Business

Southeast Europe’s biggest companies experience record income and profit

The total income of the leading 100 companies in the Southeast European (SEE) region grew by 12.5 per cent in 2017, whilst profit increased by 22 per cent. The figures come from the 11th edition of the annual SEE Top 100.

Bulgarian business news portal Capital states that the strong results are supported by growing domestic consumption, a stable investment interest in the region and a favourable international environment.

SEE economies grew by four per cent on average in 2017, compared to 3.5 per cent in 2016. As such, they have overtaken the average GDP growth rate of the EU.

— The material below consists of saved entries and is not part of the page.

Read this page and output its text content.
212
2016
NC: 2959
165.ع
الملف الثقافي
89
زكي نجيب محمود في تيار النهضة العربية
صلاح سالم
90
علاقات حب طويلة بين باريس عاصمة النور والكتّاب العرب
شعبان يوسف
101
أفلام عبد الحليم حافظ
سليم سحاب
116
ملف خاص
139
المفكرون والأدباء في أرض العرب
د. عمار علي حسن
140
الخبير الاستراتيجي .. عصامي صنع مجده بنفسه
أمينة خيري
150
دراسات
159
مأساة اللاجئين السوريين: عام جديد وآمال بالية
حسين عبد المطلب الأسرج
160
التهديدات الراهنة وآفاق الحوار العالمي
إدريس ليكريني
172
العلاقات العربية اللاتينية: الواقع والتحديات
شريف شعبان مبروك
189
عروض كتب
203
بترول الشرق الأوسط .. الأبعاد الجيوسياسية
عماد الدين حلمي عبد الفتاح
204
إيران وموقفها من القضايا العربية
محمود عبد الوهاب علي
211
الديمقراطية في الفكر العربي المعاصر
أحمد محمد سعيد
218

“Innovation and entrepreneurship is typically a series of many failures and one giant success. The question is: Is there an environment that allows people to fail and companies to fail and then recover and try again,” Arup Banerji, regional director for the European Union countries for the World Bank Group, states in the report.

The report points out that China is a key investor in the region. Chinese money continues to pour in, most of which goes into key infrastructure projects in Serbia, but the corporate sector also attracted a serious chunk of the total.

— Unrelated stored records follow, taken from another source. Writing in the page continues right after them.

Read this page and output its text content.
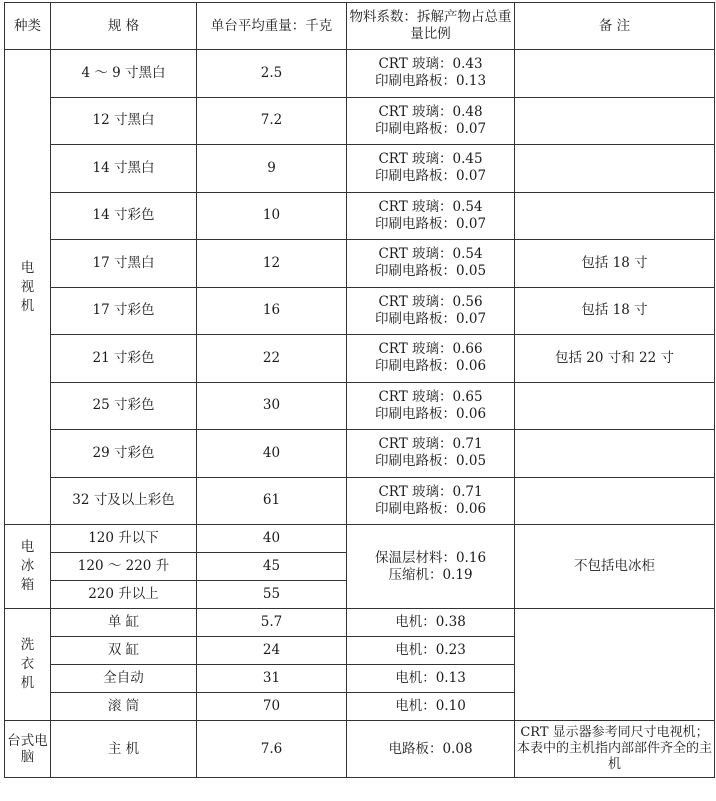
种类	规 格	单台平均重量：千克	物料系数：拆解产物占总重量比例	备 注
电视机	4 ～ 9 寸黑白	2.5	CRT 玻璃：0.43
印刷电路板：0.13	

	12 寸黑白	7.2	CRT 玻璃：0.48
印刷电路板：0.07	

	14 寸黑白	9	CRT 玻璃：0.45
印刷电路板：0.07	

	14 寸彩色	10	CRT 玻璃：0.54
印刷电路板：0.07	

	17 寸黑白	12	CRT 玻璃：0.54
印刷电路板：0.05	包括 18 寸
	17 寸彩色	16	CRT 玻璃：0.56
印刷电路板：0.07	包括 18 寸
	21 寸彩色	22	CRT 玻璃：0.66
印刷电路板：0.06	包括 20 寸和 22 寸
	25 寸彩色	30	CRT 玻璃：0.65
印刷电路板：0.06	

	29 寸彩色	40	CRT 玻璃：0.71
印刷电路板：0.05	

	32 寸及以上彩色	61	CRT 玻璃：0.71
印刷电路板：0.06	

电冰箱	120 升以下	40	保温层材料：0.16
压缩机：0.19	不包括电冰柜
	120 ～ 220 升	45		
	220 升以上	55		
洗衣机	单 缸	5.7	电机：0.38	
	双 缸	24	电机：0.23	
	全自动	31	电机：0.13	
	滚 筒	70	电机：0.10	
台式电脑	主 机	7.6	电路板：0.08	CRT 显示器参考同尺寸电视机；本表中的主机指内部部件齐全的主机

In Bulgaria, the China National Nuclear Corporation declared its interest in the potential construction of a second nuclear power plant in the country.

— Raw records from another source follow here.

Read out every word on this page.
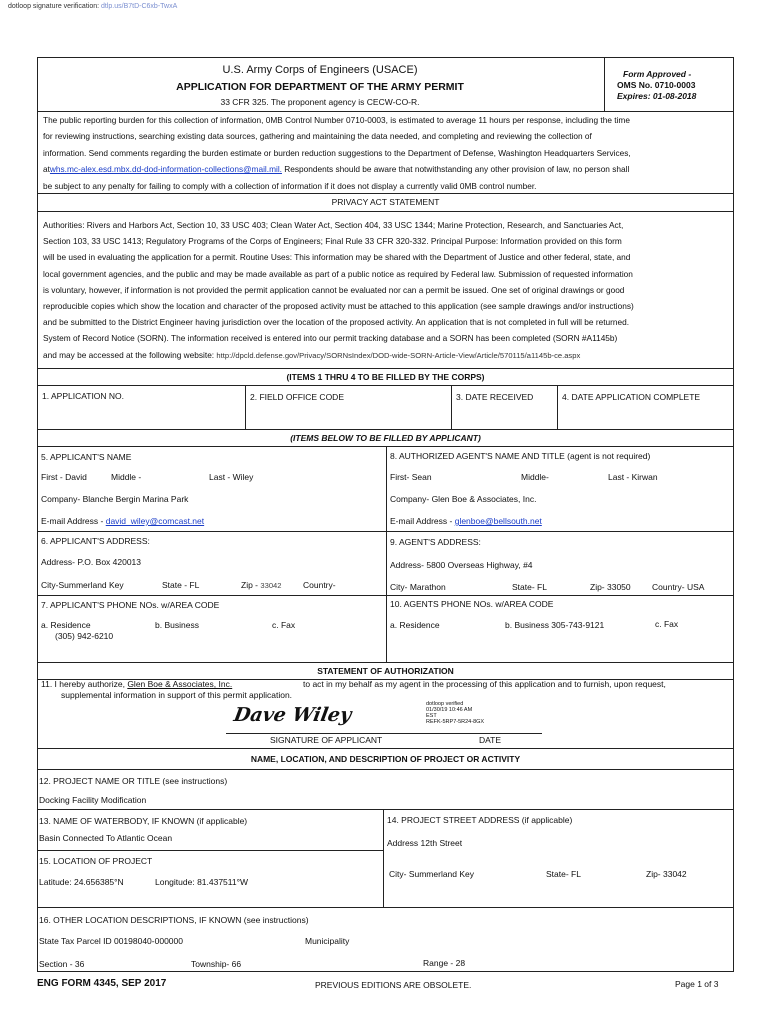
dotloop signature verification: dtlp.us/B7tD-C6xb-TwxA
U.S. Army Corps of Engineers (USACE)
APPLICATION FOR DEPARTMENT OF THE ARMY PERMIT
33 CFR 325. The proponent agency is CECW-CO-R.
Form Approved -
OMS No. 0710-0003
Expires: 01-08-2018
The public reporting burden for this collection of information, 0MB Control Number 0710-0003, is estimated to average 11 hours per response, including the time
for reviewing instructions, searching existing data sources, gathering and maintaining the data needed, and completing and reviewing the collection of
information. Send comments regarding the burden estimate or burden reduction suggestions to the Department of Defense, Washington Headquarters Services,
atwhs.mc-alex.esd.mbx.dd-dod-information-collections@mail.mil. Respondents should be aware that notwithstanding any other provision of law, no person shall
be subject to any penalty for failing to comply with a collection of information if it does not display a currently valid 0MB control number.
PRIVACY ACT STATEMENT
Authorities: Rivers and Harbors Act, Section 10, 33 USC 403; Clean Water Act, Section 404, 33 USC 1344; Marine Protection, Research, and Sanctuaries Act,
Section 103, 33 USC 1413; Regulatory Programs of the Corps of Engineers; Final Rule 33 CFR 320-332. Principal Purpose: Information provided on this form
will be used in evaluating the application for a permit. Routine Uses: This information may be shared with the Department of Justice and other federal, state, and
local government agencies, and the public and may be made available as part of a public notice as required by Federal law. Submission of requested information
is voluntary, however, if information is not provided the permit application cannot be evaluated nor can a permit be issued. One set of original drawings or good
reproducible copies which show the location and character of the proposed activity must be attached to this application (see sample drawings and/or instructions)
and be submitted to the District Engineer having jurisdiction over the location of the proposed activity. An application that is not completed in full will be returned.
System of Record Notice (SORN). The information received is entered into our permit tracking database and a SORN has been completed (SORN #A1145b)
and may be accessed at the following website: http://dpcld.defense.gov/Privacy/SORNsIndex/DOD-wide-SORN-Article-View/Article/570115/a1145b-ce.aspx
(ITEMS 1 THRU 4 TO BE FILLED BY THE CORPS)
1. APPLICATION NO.	2. FIELD OFFICE CODE	3. DATE RECEIVED	4. DATE APPLICATION COMPLETE
(ITEMS BELOW TO BE FILLED BY APPLICANT)
5. APPLICANT'S NAME
First - David	Middle -	Last - Wiley
Company- Blanche Bergin Marina Park
E-mail Address - david_wiley@comcast.net
8. AUTHORIZED AGENT'S NAME AND TITLE (agent is not required)
First- Sean	Middle-	Last - Kirwan
Company- Glen Boe & Associates, Inc.
E-mail Address - glenboe@bellsouth.net
6. APPLICANT'S ADDRESS:
Address- P.O. Box 420013
City-Summerland Key	State - FL	Zip - 33042	Country-
9. AGENT'S ADDRESS:
Address- 5800 Overseas Highway, #4
City- Marathon	State- FL	Zip- 33050	Country- USA
7. APPLICANT'S PHONE NOs. w/AREA CODE
a. Residence
(305) 942-6210
b. Business	c. Fax
10. AGENTS PHONE NOs. w/AREA CODE
a. Residence	b. Business 305-743-9121	c. Fax
STATEMENT OF AUTHORIZATION
11. I hereby authorize, Glen Boe & Associates, Inc.	to act in my behalf as my agent in the processing of this application and to furnish, upon request,
supplemental information in support of this permit application.
Dave Wiley	dotloop verified
01/30/19 10:46 AM
EST
REFK-5RP7-5R24-8GX
SIGNATURE OF APPLICANT	DATE
NAME, LOCATION, AND DESCRIPTION OF PROJECT OR ACTIVITY
12. PROJECT NAME OR TITLE (see instructions)
Docking Facility Modification
13. NAME OF WATERBODY, IF KNOWN (if applicable)
Basin Connected To Atlantic Ocean
14. PROJECT STREET ADDRESS (if applicable)
Address 12th Street
15. LOCATION OF PROJECT
Latitude: 24.656385°N	Longitude: 81.437511°W
City- Summerland Key	State- FL	Zip- 33042
16. OTHER LOCATION DESCRIPTIONS, IF KNOWN (see instructions)
State Tax Parcel ID 00198040-000000	Municipality
Section - 36	Township- 66	Range - 28
ENG FORM 4345, SEP 2017	PREVIOUS EDITIONS ARE OBSOLETE.	Page 1 of 3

The wholesale and retail industry, however, is the only industry to report a combined loss, of 8.3 million euro, as five of all seven loss-makers in the SEE Top 100 come from its ranks, despite rising consumption. The sector’s lacklustre performance is due to the collapse of Croatia’s largest privately-held conglomerate Agrokor, represented in the ranking with three of its units: Croatian retailer Konzum, Slovenia’s Poslovni Sistem Mercator and Serbia’s Mercator-S. The three companies reported a combined loss of 786.9 million euros. Excluding their results, the sector’s combined profit would have been the second largest in the region.